Cuando los y las sobrevivientes estaban en «La Esperanza», un albergue del DIF Chiapas, un trabajador les reprochó que por qué habían dejado su país. «Ustedes no están en nuestros zapatos», contestó Andrés, quien en un inició creyó que el trabajador era un psicólogo hasta que empezó con un interrogatorio en el que insistió por qué la migración.

Ese día en el albergue hubo esperanza y llantos de felicidad. Por la tarde corrió el rumor de que el Consulado les había comprado un vuelo a Guatemala, pero al caer la noche los migrantes descubrieron que era una falsedad.

Rincón González explica que una de las cosas que más estresa a los migrantes es no contar con información, estar a la incertidumbre de qué sigue, lo que exacerba la ansiedad y genera depresión, bipolaridad, esquizofrenia o hasta un deseo de muerte.

De acuerdo con cifras oficiales, durante el 2020, México regresó por tierra y avión a 115,834 guatemaltecos, pero Florentín y Andrés, además de los hermanos de Santiago, Neri y Vicente, que se refugiaron con los sobrevivientes tras haber cruzado a México para ayudar en la búsqueda del difunto, no corrieron con la misma “suerte”.

Para que pudieran regresar a su país, Lorena, una mexicana que en Facebook vio el siniestro, fue al albergue y les dio dinero. Al llegar a Guatemala, un periodista los entrevistó, se hicieron famosos y sus compatriotas pagaron para que finalizaran su propia deportación.

La familia indígena q’eqchi’ tampoco tiene claro de qué morgue de Chiapas sacaron al difunto Santiago, pues en el documento que expidió la Secretaría de Salud estatal dice que el traslado del cadáver fue de Comitán al aeropuerto de Tuxtla Gutiérrez, pero Protección Civil informó que los 56 migrantes muertos estaban repartidos en las morgues de Tuxtla, Pijijiapán y Tonalá, nunca en la de Comitán, que a distancia es más lejana.

Previo a las fiestas decembrinas, Olga Coc, esposa del difunto y cuñada de Florentín, llamó al Consulado de Guatemala en México, que le informó que, tras la muestra de ADN tomada a Vicente, Santiago fue reconocido entre los muertos. El gobierno guatemalteco pagó los gastos funerarios y el cadáver fue enviado del aeropuerto de Tuxtla a Guatemala, y en carroza a la aldea.

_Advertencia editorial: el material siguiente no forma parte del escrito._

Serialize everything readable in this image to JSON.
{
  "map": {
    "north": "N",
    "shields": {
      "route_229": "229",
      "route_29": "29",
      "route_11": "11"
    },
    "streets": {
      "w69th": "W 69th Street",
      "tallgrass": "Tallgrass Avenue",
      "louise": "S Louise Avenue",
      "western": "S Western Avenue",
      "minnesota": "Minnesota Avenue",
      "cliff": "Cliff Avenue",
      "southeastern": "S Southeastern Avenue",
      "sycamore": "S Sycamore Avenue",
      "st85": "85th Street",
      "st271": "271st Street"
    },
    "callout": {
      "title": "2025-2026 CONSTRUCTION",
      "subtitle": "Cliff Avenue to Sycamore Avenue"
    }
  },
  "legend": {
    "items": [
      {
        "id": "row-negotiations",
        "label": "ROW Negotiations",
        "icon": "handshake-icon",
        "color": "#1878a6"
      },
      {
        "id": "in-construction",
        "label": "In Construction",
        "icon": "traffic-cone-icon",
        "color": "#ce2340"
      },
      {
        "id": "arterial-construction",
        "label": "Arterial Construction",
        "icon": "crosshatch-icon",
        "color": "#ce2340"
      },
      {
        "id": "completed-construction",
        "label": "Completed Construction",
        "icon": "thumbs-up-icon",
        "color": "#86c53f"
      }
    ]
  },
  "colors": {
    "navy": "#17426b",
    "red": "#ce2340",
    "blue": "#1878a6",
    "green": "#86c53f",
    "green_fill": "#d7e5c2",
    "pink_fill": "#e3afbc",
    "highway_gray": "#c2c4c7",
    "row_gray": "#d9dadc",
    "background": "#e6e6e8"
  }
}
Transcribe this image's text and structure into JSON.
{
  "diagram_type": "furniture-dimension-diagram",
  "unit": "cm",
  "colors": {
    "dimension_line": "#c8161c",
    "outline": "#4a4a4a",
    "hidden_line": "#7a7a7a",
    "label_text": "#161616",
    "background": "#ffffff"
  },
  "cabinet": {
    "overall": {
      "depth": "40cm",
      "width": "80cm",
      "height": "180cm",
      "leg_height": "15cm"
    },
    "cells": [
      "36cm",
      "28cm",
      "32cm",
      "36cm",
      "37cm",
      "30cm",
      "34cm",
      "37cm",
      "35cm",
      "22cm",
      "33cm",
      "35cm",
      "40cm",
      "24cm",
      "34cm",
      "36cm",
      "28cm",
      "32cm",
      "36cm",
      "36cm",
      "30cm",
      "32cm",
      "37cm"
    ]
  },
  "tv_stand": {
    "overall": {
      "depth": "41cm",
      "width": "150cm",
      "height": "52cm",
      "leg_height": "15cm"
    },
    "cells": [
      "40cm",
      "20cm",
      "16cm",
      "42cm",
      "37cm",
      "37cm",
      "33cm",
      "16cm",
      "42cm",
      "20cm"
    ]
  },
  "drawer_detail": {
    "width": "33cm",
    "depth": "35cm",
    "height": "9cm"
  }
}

Antes, la mujer lo buscó vivo porque ni el gobierno de Chiapas ni el de Guatemala le dieron algún indicio de quiénes eran o dónde estaban los fallecidos. A esta viuda tampoco le enviaron algún documento que comprobara que tras la muestra genética, Santiago era quien iba en el ataúd. Por eso, seis horas antes de sepultarlo, los q’eqchi’ abrieron la caja para verificar que era él.

Hoy, Florentín todavía pierde la mirada y se queda en silencio frente a la tumba de su cuñado. Venir al cementerio y estar con su familia ha sido su mecanismo de afrontamiento para soportar las emociones que surgieron tras la situación. A pesar del dolor, dice que le gustaría intentar llegar a Estados Unidos, pero esta vez no en un vagón, sino en un bus.